4) Man-made disasters we can control/fix.

  • Nanotech gone bad: While it may be remotely possible to create a self-replicating nanite that will reproduce until all possible resources are consumed, burying humanity in 3 feet of gray goo,this is so difficult that I'm not worried about it. We can't create a reasonably self-powered machine that could live off of the environment at present. We cannot build a complex small machine that can self-replicate. Or even a big machine. In any case, this problem is well described, and guidelines exist to insure that any replicating machine will have limits built into it (such as a critical and rare raw material).
  • Strong, malevolent AI (see The (likely coming) Technological Singularity) poses a very real threat, but one which may be difficult to realize, and one that we could choose to avoid by limiting computers to sub-human intelligence. Even if such an AI existed, there is a possibility of negotiation and co-existence so long as its intelligence and capabilities remain within the grasp of human understanding. But once we have made a machine significantly more intelligent than any human, we risk losing control. We will become the pets, to be neutered and/or put down at the convenience of the AI.
  • Biotech Terrorism: To me, this is the thing to worry about. It is completely within the realm of possibilities that a small group, even an individual, could tailor a virus or bacterium to create an airborne disease of unparalleled lethality, one that was immune to our natural defenses, one that could wipe us all out. My friend Jeff Carlson has written an excellent  techno-thriller (Plague Year) about an engineered viral organism that kills nearly all warm-blooded life on Earth, and the most unbelievable part is that it was designed with a weakness that could be exploited such that we might survive. What if those designers had made a mistake and the self-destruct mechanism failed? Or the bug evolved and the mechanism failed due to a minor mutation?

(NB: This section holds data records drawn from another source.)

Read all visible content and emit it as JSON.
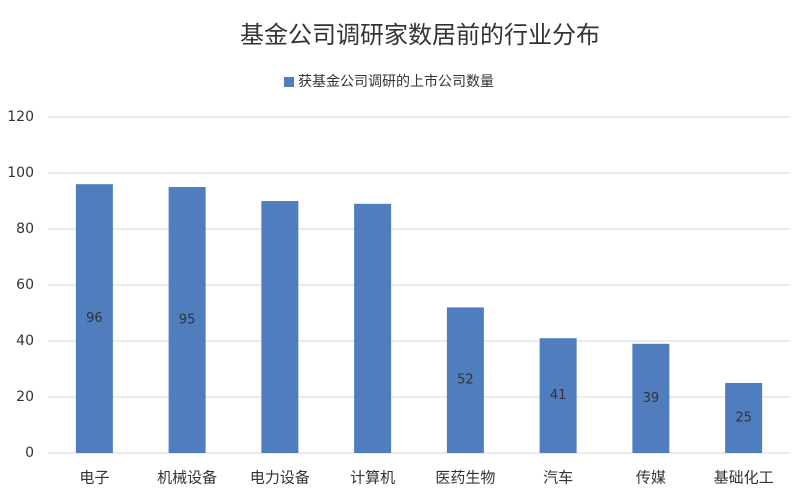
{
  "chart_data": {
    "type": "bar",
    "title": "基金公司调研家数居前的行业分布",
    "legend": "获基金公司调研的上市公司数量",
    "categories": [
      "电子",
      "机械设备",
      "电力设备",
      "计算机",
      "医药生物",
      "汽车",
      "传媒",
      "基础化工"
    ],
    "values": [
      96,
      95,
      90,
      89,
      52,
      41,
      39,
      25
    ],
    "value_labels": [
      "96",
      "95",
      null,
      null,
      "52",
      "41",
      "39",
      "25"
    ],
    "color": "#4f7dbe",
    "ylim": [
      0,
      120
    ],
    "yticks": [
      0,
      20,
      40,
      60,
      80,
      100,
      120
    ],
    "grid": true
  }
}
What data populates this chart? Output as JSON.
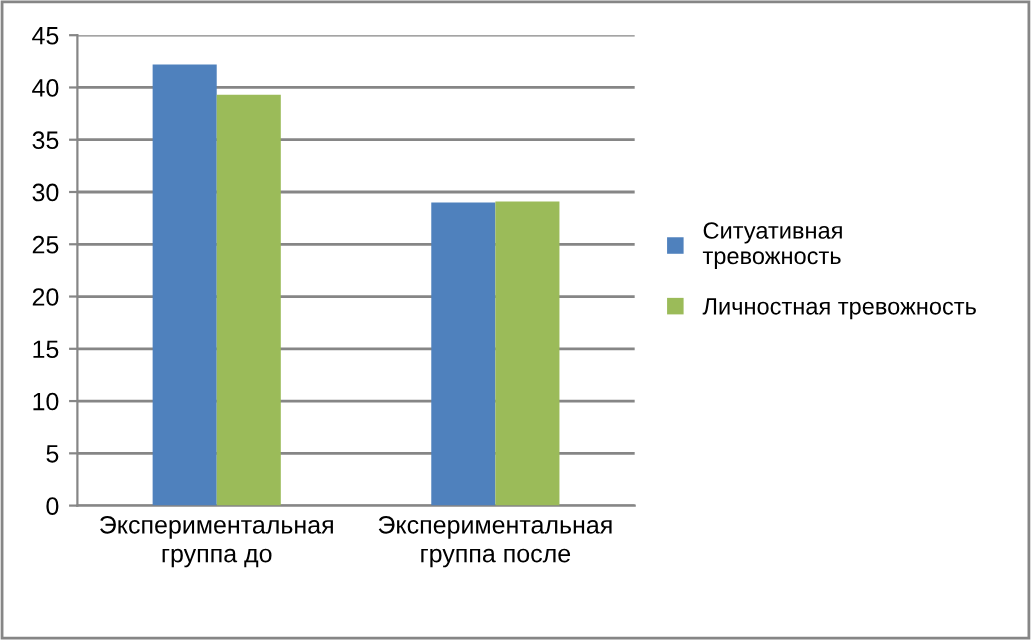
{
  "chart_data": {
    "type": "bar",
    "categories": [
      "Экспериментальная группа до",
      "Экспериментальная группа после"
    ],
    "series": [
      {
        "name": "Ситуативная тревожность",
        "color": "#4f81bd",
        "values": [
          42.2,
          29.0
        ]
      },
      {
        "name": "Личностная тревожность",
        "color": "#9bbb59",
        "values": [
          39.3,
          29.1
        ]
      }
    ],
    "ylim": [
      0,
      45
    ],
    "yticks": [
      0,
      5,
      10,
      15,
      20,
      25,
      30,
      35,
      40,
      45
    ],
    "grid": "y",
    "legend": "right"
  }
}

Did you note the traditional really big things that I don't think threaten humanity?

  • Nuclear War (and the threatened Nuclear Winter): Contrary to the hype we've all heard, we do not have enough nuclear weapons to destroy humanity, or even to create a nuclear winter. Many natural disasters release much more energy or release much more pollution. Yes, we do have the capability of destroying civilization as we know it, and even of killing more than 90% of humanity. But some of us will survive, live on, and rebuild civilization. An all-out nuclear war would merely set us back a few thousand years.
  • Global Warming: Warming up the Earth by 5 or 10 degrees would eventually melt the ice caps, raise the oceans by 200+ feet, drown coastal cities, states, even entire nations. It would radically disrupt the ecology, and hundreds or thousands of species would face extinction. The expense of dealing with such a catastrophe greatly exceeds trillions of dollars. But in the big picture, this is an inconvenience, a forced change. Human casualties would be in the noise range, likely fewer than the toll from malaria.
  • Overpopulation: Another serious problem, overpopulation has well-known natural controls: starvation and disease. Once half of everyone is dead, we no longer have a problem. Works for lemmings, too. The species survives. Note that the opposite problem, underpopulation, is much more serious (if it happens), because it is difficult to recover from the loss of genetic diversity. We'll lose some big cats (such as cheetahs) because they have insufficient genetic diversity to survive a nasty disease.

Please, propose your own threat to the future of humanity.